By Tim Fookes, Wednesday April 11, 2018 - 14:22 EST
Audience submitted image
A green lawn is the only visual relief in this central west NSW landscape; the homeowner says her water bill is 'horrendous', but the garden is her haven from the drought. - Audience submitted

Farmers across New South Wales' central-west are battling what is being described as the driest period in at least a decade.

Some areas have received around a third of their average rainfall, with Orange recording just 99 millimetres of rain so far in 2018, while the average is 256mm.

It is not just the lack of rain, but also the heat, with record-breaking temperatures close to 10 degrees above average.

And the impact of the hot dry season is beginning to bite.

The NSW Department of Primary Industries has declared the central-west and central tablelands as being under drought watch, while a .

It allows farmers to access grants of up to $20,000, which will be interest-free or low-interest, to help cover transport costs.

NSW Farmers Orange branch president Bruce Reynolds said dam levels were quite low and pasture was starting to run out.

"Most producers now, particularly on the central tablelands, are feeding oats or hay to their livestock," Mr Reynolds said.

"Water consumption is getting toward unheard of levels given the extreme conditions, with major destocking taking place."

Driest period in at least a decade

The dry start to 2018 follows a record dry winter last year and a spring where rainfall levels were lower than average.

Emu Swamp farmer John Blunt said it was as dry as he had seen it since at least 2007.

"It's a pretty hard battle. It's very hard on our livestock both feed-wise and water-wise," Mr Blunt said.

"Most of us are supplementary feeding and there are costs associated with that.

"We've been taking a risk and planting oats, but the only saviour will be if there's soaking rain soon."

Some farmers are now making comparisons with the crippling central-west drought of 1982.

Feed runs short

Farmers are going to great lengths to try and provide enough feed for their livestock.

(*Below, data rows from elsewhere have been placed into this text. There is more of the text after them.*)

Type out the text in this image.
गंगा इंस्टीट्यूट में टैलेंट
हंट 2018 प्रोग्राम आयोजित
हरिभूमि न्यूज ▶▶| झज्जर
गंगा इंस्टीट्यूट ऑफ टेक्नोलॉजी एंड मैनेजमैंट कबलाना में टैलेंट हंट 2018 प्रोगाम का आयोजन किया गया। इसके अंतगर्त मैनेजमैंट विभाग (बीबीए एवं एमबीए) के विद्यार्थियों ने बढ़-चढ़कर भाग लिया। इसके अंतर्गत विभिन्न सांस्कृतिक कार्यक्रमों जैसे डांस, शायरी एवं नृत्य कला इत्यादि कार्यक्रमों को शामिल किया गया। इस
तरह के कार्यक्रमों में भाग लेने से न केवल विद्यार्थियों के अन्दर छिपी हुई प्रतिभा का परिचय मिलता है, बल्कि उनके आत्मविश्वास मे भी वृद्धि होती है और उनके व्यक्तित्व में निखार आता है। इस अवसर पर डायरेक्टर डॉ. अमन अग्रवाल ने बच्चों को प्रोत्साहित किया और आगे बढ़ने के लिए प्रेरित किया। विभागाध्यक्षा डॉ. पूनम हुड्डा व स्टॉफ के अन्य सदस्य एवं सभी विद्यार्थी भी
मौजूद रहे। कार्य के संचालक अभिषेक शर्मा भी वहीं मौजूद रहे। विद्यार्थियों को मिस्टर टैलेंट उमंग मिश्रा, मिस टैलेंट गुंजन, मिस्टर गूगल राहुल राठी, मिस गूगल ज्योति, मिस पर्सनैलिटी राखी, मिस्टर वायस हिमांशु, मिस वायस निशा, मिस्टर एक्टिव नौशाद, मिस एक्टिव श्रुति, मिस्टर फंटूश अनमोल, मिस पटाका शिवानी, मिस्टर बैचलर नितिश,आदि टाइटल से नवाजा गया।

Gilgandra grain trader Andrew Newton has clients of all sizes looking for stock feed.

"In terms of supply, there's not much liquidity in the market at the moment," Mr Newton said.

"In the central-west, we're seeing very little selling so we've had to source grain from the southern regions like the Riverina and even Victoria.

"It's mainly wheat, barley and oats but also faba beans which are a good source of protein."

Having to source grain from further afield is adding to the cost of feeding livestock.

"We're carting it 600 to 1,000 kilometres away, so the freight component does take up a larger percentage of the total cost for the grazier and the consumer," Mr Newton said.